Casemark builds "easy buttons" that let legal teams generate AI summaries across the litigation lifecycle. Before this project, users could only create one type of deposition summary with a fixed set of sections. Every summary looked the same, even though cases vary. Customers kept asking for more control over what sections appeared in their outputs. I had recently redesigned the creation flow for our AI summaries to make it faster and more intuitive. That work introduced progressive disclosure, saved preferences, and reduced friction for users who create many summaries each week. With that foundation in place, I kicked off this project to solve the customization gap.
Problem
- →Users could only generate a single, predefined summary format.
- →Every deposition summary always included the same sections.
- →Not all sections applied to every case, and legal teams wanted customization.
- →Changing or re-running summaries added cost because each generation triggers an AI run.
- →The system also lacked tools for organizations to manage and standardize their preferred section sets.
Goals
- →Let users choose which sections appear in each summary.
- →Give organizations a way to define and manage their own reusable summary section templates.
- →Avoid repeated generation costs when users add or remove sections after the initial summary is ready.
- →Keep the creation flow simple for high-volume users.
Solution
Section Selection During Creation
After the user uploads or selects files, they see a new option to configure summary sections. They can toggle sections on or off before kicking off the summary. This gives clear control without complicating the main flow.

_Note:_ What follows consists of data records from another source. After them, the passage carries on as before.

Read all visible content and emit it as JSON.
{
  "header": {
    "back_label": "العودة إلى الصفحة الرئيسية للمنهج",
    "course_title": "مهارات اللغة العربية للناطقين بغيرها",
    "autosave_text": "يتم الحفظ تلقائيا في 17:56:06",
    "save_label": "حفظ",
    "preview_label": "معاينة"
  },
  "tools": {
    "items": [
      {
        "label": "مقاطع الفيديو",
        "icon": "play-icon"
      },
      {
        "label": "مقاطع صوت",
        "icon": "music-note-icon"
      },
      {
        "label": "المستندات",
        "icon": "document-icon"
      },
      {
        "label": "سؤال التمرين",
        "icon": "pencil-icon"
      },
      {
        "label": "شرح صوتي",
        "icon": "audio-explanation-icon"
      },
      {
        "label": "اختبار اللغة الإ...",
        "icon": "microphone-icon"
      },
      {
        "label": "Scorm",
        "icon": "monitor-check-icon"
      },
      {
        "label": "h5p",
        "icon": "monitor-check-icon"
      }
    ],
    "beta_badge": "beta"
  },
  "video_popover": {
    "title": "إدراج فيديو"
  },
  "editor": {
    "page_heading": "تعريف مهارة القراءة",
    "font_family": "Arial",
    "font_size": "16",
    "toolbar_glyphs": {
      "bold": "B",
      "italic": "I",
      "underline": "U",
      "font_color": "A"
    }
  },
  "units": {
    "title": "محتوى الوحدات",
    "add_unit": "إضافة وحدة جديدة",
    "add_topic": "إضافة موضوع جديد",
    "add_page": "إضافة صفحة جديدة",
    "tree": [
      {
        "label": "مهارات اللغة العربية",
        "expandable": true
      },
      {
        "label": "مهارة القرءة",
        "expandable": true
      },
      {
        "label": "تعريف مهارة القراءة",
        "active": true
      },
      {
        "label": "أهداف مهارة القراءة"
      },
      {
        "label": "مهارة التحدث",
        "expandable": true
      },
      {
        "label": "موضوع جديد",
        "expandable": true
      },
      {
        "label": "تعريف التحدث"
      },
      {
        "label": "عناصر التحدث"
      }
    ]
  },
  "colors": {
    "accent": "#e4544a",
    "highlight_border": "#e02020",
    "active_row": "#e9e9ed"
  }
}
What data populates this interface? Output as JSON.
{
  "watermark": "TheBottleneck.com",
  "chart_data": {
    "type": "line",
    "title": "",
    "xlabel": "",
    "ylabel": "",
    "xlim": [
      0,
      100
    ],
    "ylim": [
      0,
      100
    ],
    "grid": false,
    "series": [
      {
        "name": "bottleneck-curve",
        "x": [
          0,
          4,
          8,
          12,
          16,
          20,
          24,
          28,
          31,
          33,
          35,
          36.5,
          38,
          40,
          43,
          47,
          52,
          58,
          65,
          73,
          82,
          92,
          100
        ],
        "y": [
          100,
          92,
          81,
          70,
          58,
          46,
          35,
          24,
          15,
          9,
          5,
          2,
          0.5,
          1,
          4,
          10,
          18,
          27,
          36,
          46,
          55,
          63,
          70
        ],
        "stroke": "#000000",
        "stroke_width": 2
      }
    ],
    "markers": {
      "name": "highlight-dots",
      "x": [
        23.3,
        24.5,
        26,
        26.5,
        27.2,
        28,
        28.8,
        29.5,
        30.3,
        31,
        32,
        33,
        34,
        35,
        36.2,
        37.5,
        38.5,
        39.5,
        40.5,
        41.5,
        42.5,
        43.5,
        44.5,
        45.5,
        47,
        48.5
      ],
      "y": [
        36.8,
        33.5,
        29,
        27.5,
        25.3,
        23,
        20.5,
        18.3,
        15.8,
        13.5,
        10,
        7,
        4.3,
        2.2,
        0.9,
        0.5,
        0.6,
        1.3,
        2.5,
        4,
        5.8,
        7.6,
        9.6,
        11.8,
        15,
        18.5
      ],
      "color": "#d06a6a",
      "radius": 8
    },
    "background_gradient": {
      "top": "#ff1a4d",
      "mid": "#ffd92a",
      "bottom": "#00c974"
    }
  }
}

Organization-Level Template Management
I designed an interface for admins to manage predefined section sets. This lets firms standardize the summaries their teams produce.
Behind-the-Scenes Processing
To avoid repeated AI costs, I proposed running all summary sections in a single job—regardless of what the user selects. The application then shows or hides sections based on user choices. If a user changes their mind later, the system updates instantly without triggering a new summarization run or storing multiple versions.
Summary Delivery
Once the summary is generated (which can take minutes to hours depending on file size), users get a table of contents with links to each section. They can revise which sections appear without incurring extra processing.
Impact
After launch, adoption shifted fast. Custom deposition summaries became more popular than the long-dominant page-line summary format. The feature reduced support issues around irrelevant sections, increased output flexibility, and removed repeated AI-generation costs for both Casemark and customers.